Les ambitions de la Chine menacées par l'interdiction des équipements américains
AsiaTimes
3 mars 2021
La Chine déploie des efforts considérables pour parvenir à l'indépendance dans le domaine des semi-conducteurs, mais la courbe d'apprentissage est abrupte et les sanctions américaines font mal.
Le Conseil national de sécurité américain pour l'intelligence artificielle a publié unrapport de 750 pages hier, dans lequel il propose que "les États-Unis et leurs alliés utilisent des contrôles d'exportation ciblés sur les équipements de fabrication de semi-conducteurs haut de gamme... pour protéger les avantages techniques existants et ralentir la progression de l'industrie chinoise des semi-conducteurs".

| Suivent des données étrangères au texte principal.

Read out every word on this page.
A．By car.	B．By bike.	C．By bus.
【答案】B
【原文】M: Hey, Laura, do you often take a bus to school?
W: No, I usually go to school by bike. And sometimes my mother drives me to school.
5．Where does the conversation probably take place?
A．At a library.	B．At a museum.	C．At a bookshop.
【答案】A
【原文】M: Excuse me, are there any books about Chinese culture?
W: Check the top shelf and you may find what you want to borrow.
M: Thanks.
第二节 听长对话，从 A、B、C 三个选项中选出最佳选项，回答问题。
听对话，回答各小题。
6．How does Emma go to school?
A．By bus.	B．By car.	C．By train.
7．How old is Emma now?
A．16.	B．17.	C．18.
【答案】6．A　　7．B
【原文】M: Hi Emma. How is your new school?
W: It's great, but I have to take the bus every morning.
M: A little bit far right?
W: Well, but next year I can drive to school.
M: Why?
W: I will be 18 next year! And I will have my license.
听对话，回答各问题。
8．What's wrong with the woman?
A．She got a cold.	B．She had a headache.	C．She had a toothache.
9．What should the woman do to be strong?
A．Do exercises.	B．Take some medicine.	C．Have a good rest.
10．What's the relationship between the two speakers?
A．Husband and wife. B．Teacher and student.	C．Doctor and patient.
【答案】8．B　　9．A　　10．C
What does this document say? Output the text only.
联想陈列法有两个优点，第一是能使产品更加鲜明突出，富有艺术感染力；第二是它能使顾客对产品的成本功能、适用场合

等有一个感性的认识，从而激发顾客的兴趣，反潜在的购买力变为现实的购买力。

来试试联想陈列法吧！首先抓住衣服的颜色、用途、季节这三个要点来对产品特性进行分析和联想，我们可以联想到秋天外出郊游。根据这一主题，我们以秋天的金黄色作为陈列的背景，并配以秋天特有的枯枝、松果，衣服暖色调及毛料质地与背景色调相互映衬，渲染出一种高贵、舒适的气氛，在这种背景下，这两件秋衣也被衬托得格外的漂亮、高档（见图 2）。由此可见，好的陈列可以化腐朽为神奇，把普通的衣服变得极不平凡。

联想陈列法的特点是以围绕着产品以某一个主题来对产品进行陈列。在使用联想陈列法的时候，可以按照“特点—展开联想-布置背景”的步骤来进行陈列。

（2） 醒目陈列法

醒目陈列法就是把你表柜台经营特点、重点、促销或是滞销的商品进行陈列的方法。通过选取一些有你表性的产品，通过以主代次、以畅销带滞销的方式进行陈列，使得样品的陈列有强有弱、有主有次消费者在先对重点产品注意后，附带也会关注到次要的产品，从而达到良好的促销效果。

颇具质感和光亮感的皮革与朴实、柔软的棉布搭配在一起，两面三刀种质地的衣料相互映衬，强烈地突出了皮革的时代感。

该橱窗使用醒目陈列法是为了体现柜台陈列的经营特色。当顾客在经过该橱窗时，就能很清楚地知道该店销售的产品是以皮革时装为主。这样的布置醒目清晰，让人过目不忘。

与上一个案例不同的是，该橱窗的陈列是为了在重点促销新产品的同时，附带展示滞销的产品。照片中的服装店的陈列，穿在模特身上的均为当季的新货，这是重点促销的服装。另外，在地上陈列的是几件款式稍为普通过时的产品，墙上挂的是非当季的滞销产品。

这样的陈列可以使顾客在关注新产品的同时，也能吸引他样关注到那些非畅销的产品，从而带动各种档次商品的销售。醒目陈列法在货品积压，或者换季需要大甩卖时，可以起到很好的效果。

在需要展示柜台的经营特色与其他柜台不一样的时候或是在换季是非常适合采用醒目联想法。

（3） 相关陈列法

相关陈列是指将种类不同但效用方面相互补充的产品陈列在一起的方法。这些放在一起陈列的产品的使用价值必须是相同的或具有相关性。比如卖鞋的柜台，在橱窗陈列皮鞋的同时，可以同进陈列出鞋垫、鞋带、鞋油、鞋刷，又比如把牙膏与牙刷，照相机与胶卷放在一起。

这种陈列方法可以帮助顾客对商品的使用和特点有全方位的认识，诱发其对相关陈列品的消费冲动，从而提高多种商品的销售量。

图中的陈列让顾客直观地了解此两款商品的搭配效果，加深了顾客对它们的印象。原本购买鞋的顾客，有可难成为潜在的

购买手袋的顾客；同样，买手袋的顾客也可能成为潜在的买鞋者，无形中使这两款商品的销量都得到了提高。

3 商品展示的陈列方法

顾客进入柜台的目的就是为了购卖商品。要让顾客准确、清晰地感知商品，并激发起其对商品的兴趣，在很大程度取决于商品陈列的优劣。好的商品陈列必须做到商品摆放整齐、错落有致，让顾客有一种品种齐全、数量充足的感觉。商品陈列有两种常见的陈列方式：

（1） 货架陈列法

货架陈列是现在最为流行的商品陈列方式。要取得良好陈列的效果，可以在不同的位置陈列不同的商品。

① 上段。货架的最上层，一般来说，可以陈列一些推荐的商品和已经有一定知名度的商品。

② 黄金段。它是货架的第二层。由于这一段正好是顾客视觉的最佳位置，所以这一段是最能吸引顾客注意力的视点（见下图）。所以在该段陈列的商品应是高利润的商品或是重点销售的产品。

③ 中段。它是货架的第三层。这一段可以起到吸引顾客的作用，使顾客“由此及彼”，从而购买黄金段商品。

Largement ignoré par les grands médias américains, le document de la NSCAI a fait les gros titres des sites politiques chinois, notamment ce rapport sur guancha.cn, qui sert souvent de caisse de résonance au Conseil d'État chinois.
Les restrictions américaines sur la vente de puces informatiques haut de gamme et d'équipements de fabrication de semi-conducteurs menacent les ambitions de la Chine en matière de haute technologie, notamment le déploiement d'un réseau national à large bande 5G, d'une valeur de 200 milliards de dollars, selon des experts du secteur.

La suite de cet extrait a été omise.